Normalization

Weight Standardization is a normalization technique that smooths the loss landscape by standardizing the weights in convolutional layers. Different from the previous normalization methods that focus on activations, WS considers the smoothing effects of weights more than just length-direction decoupling. Theoretically, WS reduces the Lipschitz constants of the loss and the gradients. Hence, WS smooths the loss landscape and improves training.

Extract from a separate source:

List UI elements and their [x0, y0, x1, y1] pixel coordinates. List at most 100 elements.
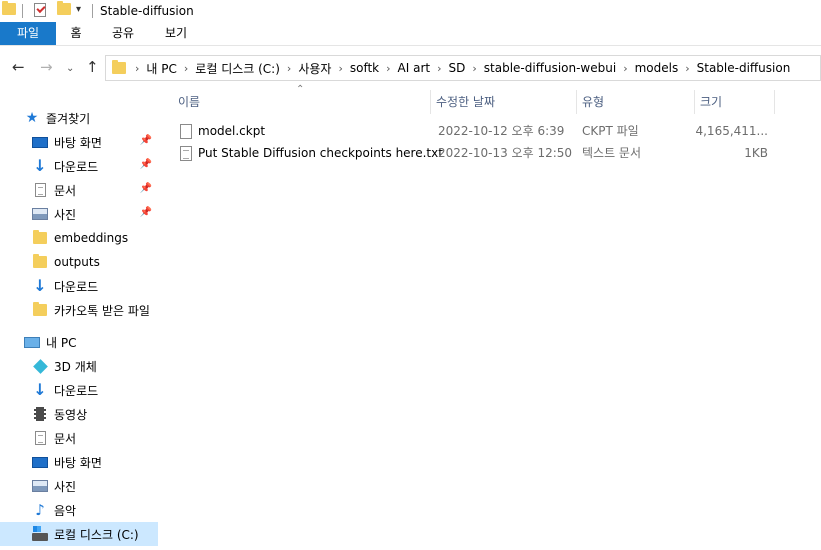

In Weight Standardization, instead of directly optimizing the loss $\mathcal{L}$ on the original weights $\hat{W}$, we reparameterize the weights $\hat{W}$ as a function of $W$, i.e. $\hat{W}=\text{WS}(W)$, and optimize the loss $\mathcal{L}$ on $W$ by SGD:

$$ \hat{W} = \Big[ \hat{W}_{i,j}~\big|~ \hat{W}_{i,j} = \dfrac{W_{i,j} - \mu_{W_{i,\cdot}}}{\sigma_{W_{i,\cdot}+\epsilon}}\Big] $$

$$ y = \hat{W}*x $$

where

$$ \mu_{W_{i,\cdot}} = \dfrac{1}{I}\sum_{j=1}^{I}W_{i, j},~~\sigma_{W_{i,\cdot}}=\sqrt{\dfrac{1}{I}\sum_{i=1}^I(W_{i,j} - \mu_{W_{i,\cdot}})^2} $$

Similar to Batch Normalization, WS controls the first and second moments of the weights of each output channel individually in convolutional layers. Note that many initialization methods also initialize the weights in some similar ways. Different from those methods, WS standardizes the weights in a differentiable way which aims to normalize gradients during back-propagation. Note that we do not have any affine transformation on $\hat{W}$. This is because we assume that normalization layers such as BN or GN will normalize this convolutional layer again.